Le Bureau du Coroner du Nouveau-Brunswick n'a pas produit de rapport annuel depuis 2014. Pourtant, en vertu de la loi, il est tenu de présenter son rapport à l'Assemblée législative chaque année.

Les coroners enquêtent sur tous les cas de morts suspectes. Ils peuvent, lorsque cela est nécessaire, formuler des recommandations pour éviter des morts.

La loi oblige le coroner en chef, Gregory Forrestel, à publier chaque année un rapport sur ses activités.

Or, le dernier date de 2014. Le bureau explique qu’aucun rapport n’a été produit depuis cette date, parce que des enquêtes ne sont pas complétées. Ces délais ne seraient pas dus à un manque de ressources, et le nombre de cas traités est sensiblement le même chaque année.

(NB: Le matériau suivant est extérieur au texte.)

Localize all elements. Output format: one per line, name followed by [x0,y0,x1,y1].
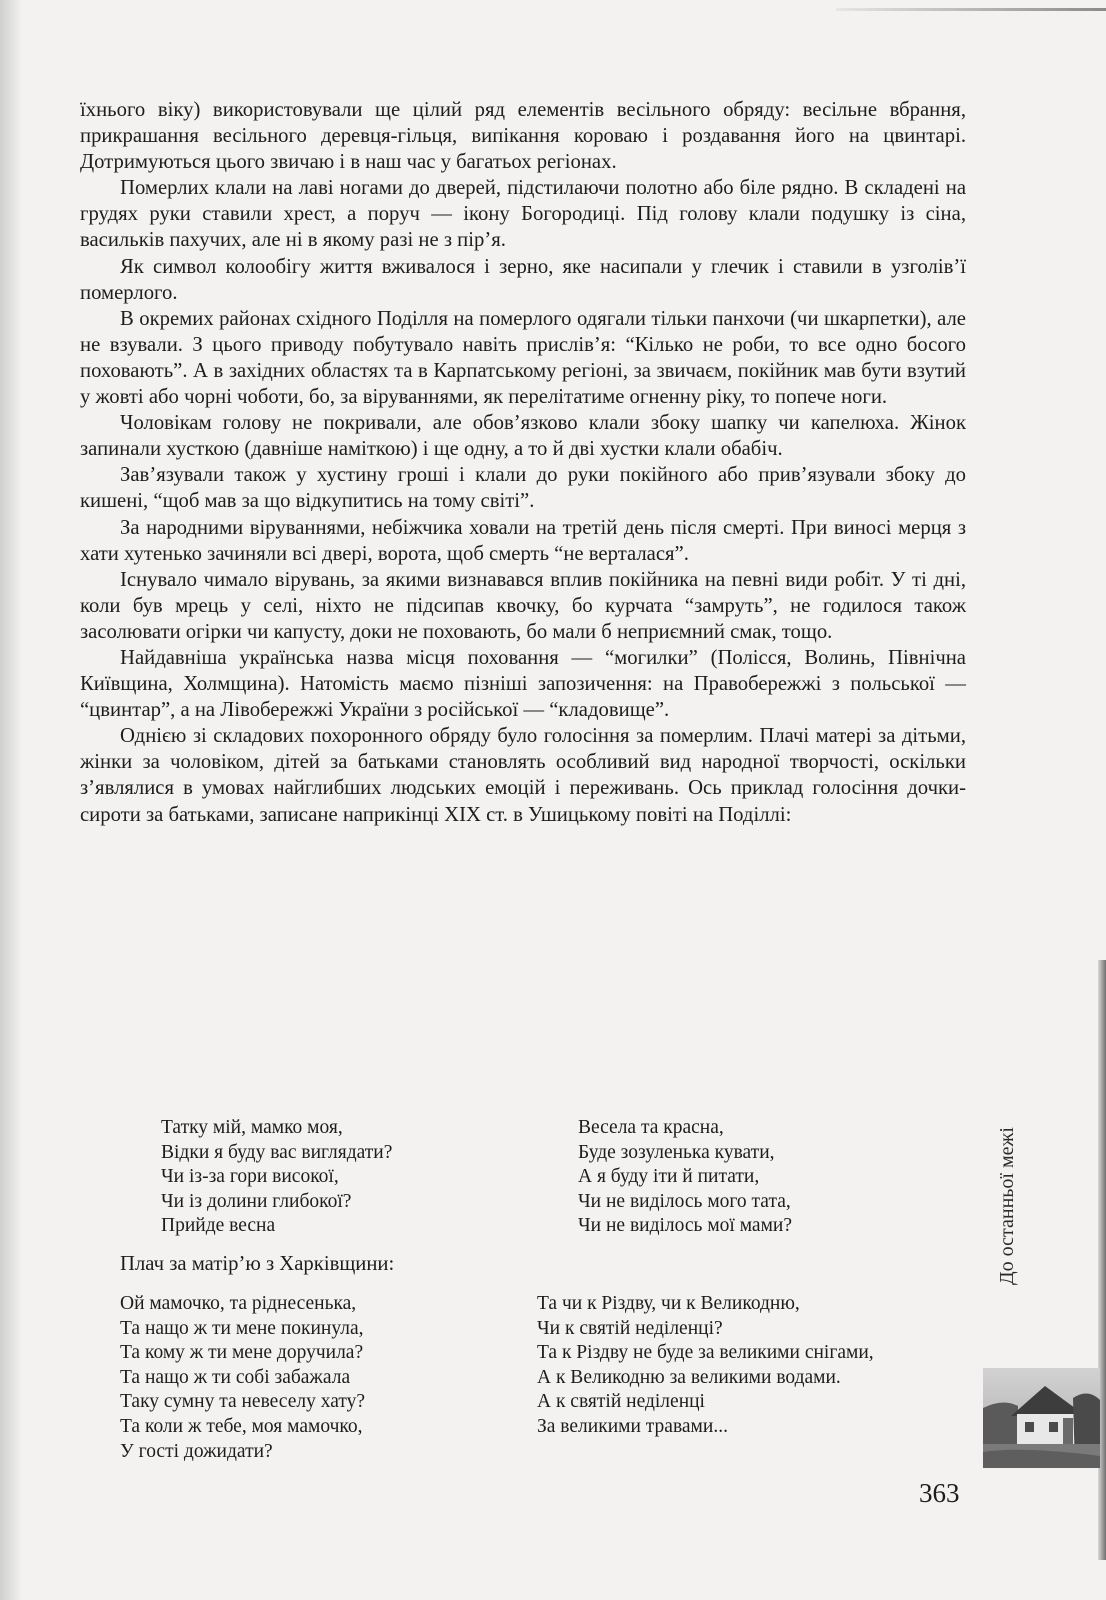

Jean Sauvageau, criminologue, professeur à l’Université Saint-Thomas, ne comprend pas cette logique. « Je ne vois pas en quoi des rapports non terminés, des rapports d’enquête particuliers au coroner font en sorte que ça retarde la soumission d’un rapport annuel; on soumet le rapport à la date prévue, et les enquêtes complétées par la suite seront inclus dans le rapport suivant, c’est la façon de faire me semble. »

Selon lui, les rapports devraient être publiés annuellement, dans l’intérêt public.

Pour David Coon, chef et député du parti vert du Nouveau-Brunswick, les rapports devraient être publiés tous les ans. « Il y a beaucoup d’information, il y a beaucoup de statistiques qui sont très importantes pour nous de comprendre la qualité de vie au Nouveau-Brunswick. »

Le député Coon fait référence, entre autres, aux données sur la violence familiale ainsi que sur les suicides.

Malgré de nombreuses requêtes, il a été impossible pour Radio-Canada d’obtenir une entrevue avec le Coroner ou le ministre de la Justice.